Operational Learning-based Boundary Estimation in Electromagnetic Medical Imaging
This addresses the challenge of improving imaging performance without complicating systems or being affected by movement, specifically for electromagnetic medical imaging applications.
The paper tackles the problem of estimating object boundaries in electromagnetic medical imaging by proposing a learning-based method that uses reflection coefficients from the same imaging data, eliminating the need for additional sensors. The result is a model that achieves an average dissimilarity of 0.012 in Hu-moment for head boundary detection in clinical trials.

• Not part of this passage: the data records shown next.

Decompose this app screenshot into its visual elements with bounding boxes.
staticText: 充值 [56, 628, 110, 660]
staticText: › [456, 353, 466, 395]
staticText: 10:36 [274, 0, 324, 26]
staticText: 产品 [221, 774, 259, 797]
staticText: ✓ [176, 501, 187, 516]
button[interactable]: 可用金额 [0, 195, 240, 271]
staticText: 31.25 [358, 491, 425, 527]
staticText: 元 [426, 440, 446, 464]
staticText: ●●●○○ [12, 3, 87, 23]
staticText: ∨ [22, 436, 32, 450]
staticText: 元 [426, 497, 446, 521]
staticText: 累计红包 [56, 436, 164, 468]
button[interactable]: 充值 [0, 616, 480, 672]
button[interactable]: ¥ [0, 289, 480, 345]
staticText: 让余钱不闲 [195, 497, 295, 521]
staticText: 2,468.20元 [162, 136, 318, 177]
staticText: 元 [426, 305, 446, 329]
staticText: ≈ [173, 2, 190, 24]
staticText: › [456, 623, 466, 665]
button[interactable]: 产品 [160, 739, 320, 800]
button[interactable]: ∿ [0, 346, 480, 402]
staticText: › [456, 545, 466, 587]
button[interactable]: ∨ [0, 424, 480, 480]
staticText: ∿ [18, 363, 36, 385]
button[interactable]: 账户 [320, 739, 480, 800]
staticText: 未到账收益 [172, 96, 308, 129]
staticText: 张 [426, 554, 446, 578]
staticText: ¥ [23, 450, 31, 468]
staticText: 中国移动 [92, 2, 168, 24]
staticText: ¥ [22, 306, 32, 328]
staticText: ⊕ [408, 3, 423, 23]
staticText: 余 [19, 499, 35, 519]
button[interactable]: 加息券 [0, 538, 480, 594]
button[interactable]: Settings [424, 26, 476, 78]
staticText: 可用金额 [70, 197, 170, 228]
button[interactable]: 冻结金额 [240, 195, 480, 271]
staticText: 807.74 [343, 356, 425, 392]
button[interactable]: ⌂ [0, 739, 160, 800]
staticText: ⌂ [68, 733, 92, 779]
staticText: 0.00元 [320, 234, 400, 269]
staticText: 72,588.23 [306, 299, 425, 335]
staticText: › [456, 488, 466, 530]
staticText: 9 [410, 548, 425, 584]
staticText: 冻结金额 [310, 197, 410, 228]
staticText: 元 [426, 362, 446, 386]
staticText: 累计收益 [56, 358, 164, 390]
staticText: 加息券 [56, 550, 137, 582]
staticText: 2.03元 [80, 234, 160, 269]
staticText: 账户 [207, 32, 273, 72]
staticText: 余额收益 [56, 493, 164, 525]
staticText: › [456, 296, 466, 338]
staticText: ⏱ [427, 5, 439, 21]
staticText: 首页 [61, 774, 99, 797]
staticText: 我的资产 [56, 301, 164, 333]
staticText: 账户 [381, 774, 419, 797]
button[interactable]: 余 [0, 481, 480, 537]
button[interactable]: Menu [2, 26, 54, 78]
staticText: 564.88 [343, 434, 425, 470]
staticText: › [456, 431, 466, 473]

Incorporating boundaries of the imaging object as a priori information to imaging algorithms can significantly improve the performance of electromagnetic medical imaging systems. To avoid overly complicating the system by using different sensors and the adverse effect of the subject's movement, a learning-based method is proposed to estimate the boundary (external contour) of the imaged object using the same electromagnetic imaging data. While imaging techniques may discard the reflection coefficients for being dominant and uninformative for imaging, these parameters are made use of for boundary detection. The learned model is verified through independent clinical human trials by using a head imaging system with a 16-element antenna array that works across the band 0.7-1.6 GHz. The evaluation demonstrated that the model achieves average dissimilarity of 0.012 in Hu-moment while detecting head boundary. The model enables fast scan and image creation while eliminating the need for additional devices for accurate boundary estimation.